Health: As I said, things weren’t great in the first week with regards to the weightless but once the feeding plan was in place, Conor quickly put the weight back on! He has a very healthy appetite…I would go as far as to call him a greedy baby! He did go through a spell of being sick after each feed for a couple of days but that soon passed. It seemed like he had an upset stomach which I’m told is very common in newborns. Other than that, he is a really healthy baby which I’m so grateful for.
Eating: I’m still breastfeeding every day and expressing whenever I can. I have actually found breastfeeding relatively easy now the volume of my milk has gone up. He latches on easily every time and the fact that I top him up with Aptamil sometimes doesn’t seem to have put him off breastfeeding.
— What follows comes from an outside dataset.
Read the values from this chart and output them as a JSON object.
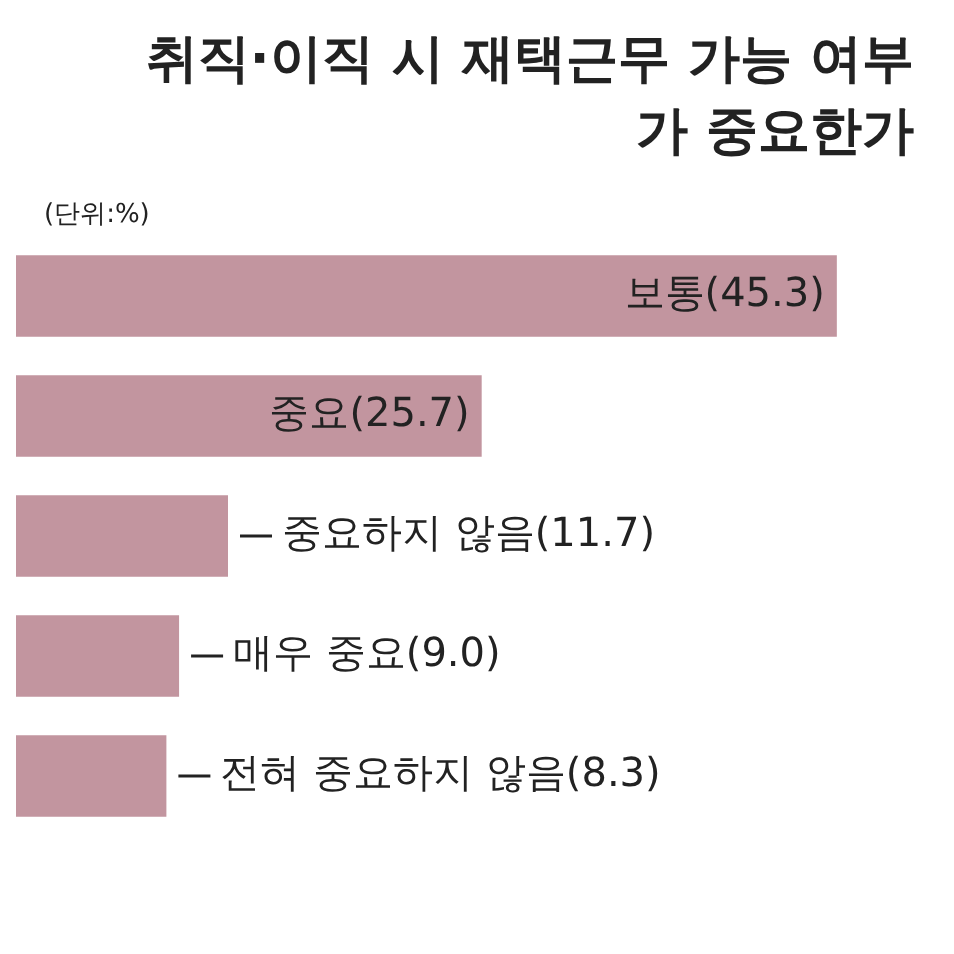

Many people told me that he would go off the boob and become confused but that’s never happened luckily. I am going to keep using the Aptamil in small amounts because he can be so demanding, I want to make sure he’s getting enough. I plan on breastfeeding until the 6 month mark all going well.
Things I want to remember: I definitely want to remember those little whimpery sounds he makes when I hold his head against mine. I want to remember the feeling I got the first time he focused on my face and looked me straight in the eyes because it was incredible. I also want to remember how I felt when he was born and they first laid him on my chest – it was a moment that changed my life forever.
* I am incredibly lucky that Conor seems to love the car and the pushchair – any kind of movement just sends him into a deep sleep within seconds. He loves being in the carrier we have from BabyBjorn which is so handy to put him in for walking the dogs in the countryside. He also ALWAYS sleeps when I take him out in public which is just absolute perfection because it means I can nip out and have lunch or a coffee with friends without worrying if he’s going to scream the place down.
* I have found these first 4 weeks extremely demanding physically and emotionally but I know that just the norm. No one ever said this was going to be easy and there’s a reason why they say it’s the most difficult job in the world! I felt like I was floundering a bit in the first couple of weeks and really had to rely a lot on family to help out with housework and just taking the pressure off by minding Conor for half an hour while I had a nap. But in the last couple of weeks I’ve felt my confidence building. I am much more comfortable taking him out and about, I’m getting to know all the signs of knowing what he wants and I’m generally just becoming more relaxed.
* Having a baby is something that is so challenging for your relationship with your husband/partner because those sleepless nights and baby crying spells can cause both of you to be crabby and impatient. It’s tough at first when you realise that you never get any time alone together. You really have to work together like a tag team and make sure you’re both giving each other time out to decompress. It’s important to remember that you’re not just parents, you’re lovers and taking time out to enjoy each others company is so very important. I’m so lucky to have my parents, my brother/his girlfriend and numerous friends living nearby who are chomping at the bit to babysit. We will definitely be taking them up on their offers so we can have monthly date nights, get our glad rags on and spent some romantic time together.